State Rep. raising questions on ODOC budget appropriations
OKLAHOMA CITY — The Department of Corrections is facing tough questions from lawmakers as the agency lays out its budget request.
There are just a few items they are asking for, flex benefits for employees, a debt service repayment and body cameras.
However, one representative questioned, will this help the staffing shortages, drug smuggling, fights and overdoses that have plagued Oklahoma prisons.
"They steal it from the taxpayers of Oklahoma," Rep. Justin Humphrey, (R) Lane said.
Oklahoma Rep. Justin Humphrey, a frequent critic of the Department of Corrections, is upset with their latest budget request of $552 million.
That is a slight increase from the request they made last year of $544 million.
Director Steve Harpe addressing the Appropriations and Budget Public Safety Subcommittee Friday.
"I am on my third year now as director," Harpe said. "We change our vision and we change lives. Most of the people that are incarcerated go home, and we believe they should go home better than we found them."
However, in his two years, these are the reported inmate death counts.
126 inmate deaths in 2023, and 140 in 2024, the most since 2019.
"We have people being murdered at a rate I've never heard of," Rep. Humphrey said.
Humphrey says the budget request doesn't align with steps on slowing this rate down.
"They are doing nothing," Humphrey said.
However, Director Harpe disagrees with Humphrey who said staffing issues have led to the majority of problems inside state prisons.
"Oklahoma is actually doing a better job in this space then maybe what you have heard or what you have been led to believe," Harpe said. "We have actually seen an uptick in out officers. We have rebuilt our academies and we did that in May of 2023. Since then, with the class right now, we will graduate close to 400 officers. In the last year, we have retained 80% of those officers."
Also included in the budget request is one million dollars for body cameras for all officers. They began testing them last year as a way to improve conditions inside prisons.
Harpe says they're working.
"It doesn't detour everyone, but we are definitely seeing benefits from that already," Harpe said.
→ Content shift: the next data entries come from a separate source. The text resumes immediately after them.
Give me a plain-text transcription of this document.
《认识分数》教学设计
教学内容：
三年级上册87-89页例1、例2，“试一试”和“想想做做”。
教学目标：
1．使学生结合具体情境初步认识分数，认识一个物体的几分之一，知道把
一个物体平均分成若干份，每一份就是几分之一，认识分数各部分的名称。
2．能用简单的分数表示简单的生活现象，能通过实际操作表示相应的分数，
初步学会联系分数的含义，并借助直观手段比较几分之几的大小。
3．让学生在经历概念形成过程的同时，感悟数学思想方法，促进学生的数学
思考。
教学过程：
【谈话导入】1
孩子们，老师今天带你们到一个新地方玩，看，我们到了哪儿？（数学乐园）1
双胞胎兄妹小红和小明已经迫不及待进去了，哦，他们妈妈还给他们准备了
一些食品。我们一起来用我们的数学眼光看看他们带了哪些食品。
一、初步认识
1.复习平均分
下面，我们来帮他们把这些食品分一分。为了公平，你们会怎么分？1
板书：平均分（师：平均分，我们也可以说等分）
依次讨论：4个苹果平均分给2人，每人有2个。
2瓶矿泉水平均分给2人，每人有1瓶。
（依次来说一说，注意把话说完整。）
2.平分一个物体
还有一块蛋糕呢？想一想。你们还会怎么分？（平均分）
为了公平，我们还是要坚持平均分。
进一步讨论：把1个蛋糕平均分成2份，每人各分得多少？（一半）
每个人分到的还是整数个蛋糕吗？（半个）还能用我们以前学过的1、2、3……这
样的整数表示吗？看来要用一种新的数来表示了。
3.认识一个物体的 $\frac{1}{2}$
Harpe also acknowledged the agency faces ongoing problems such as aging facilities, tele-health needs, and the rise of new technology used to bring contraband into state prisons.
Another big item, the attempt to buy the lawton Correctional Facility from the privately owned GEO Group.
"We are going to restructure the private prison contract that we got and that is Lawton, and hopefully that will become a purchase," Harpe said. "That is up to the legislature and the governor but that is our ask."
This is something Humphrey feels would not be a good purchase.
"He's talked about giving $340 million for that prison," Rep. Humphrey said. "Again, has any of these legislators ask, what does it cost to build a prison? Certainly we build two or three for that."
We reached out to the Department of Corrections for further comment on the meeting today; after a brief email conversation, they stopped responding.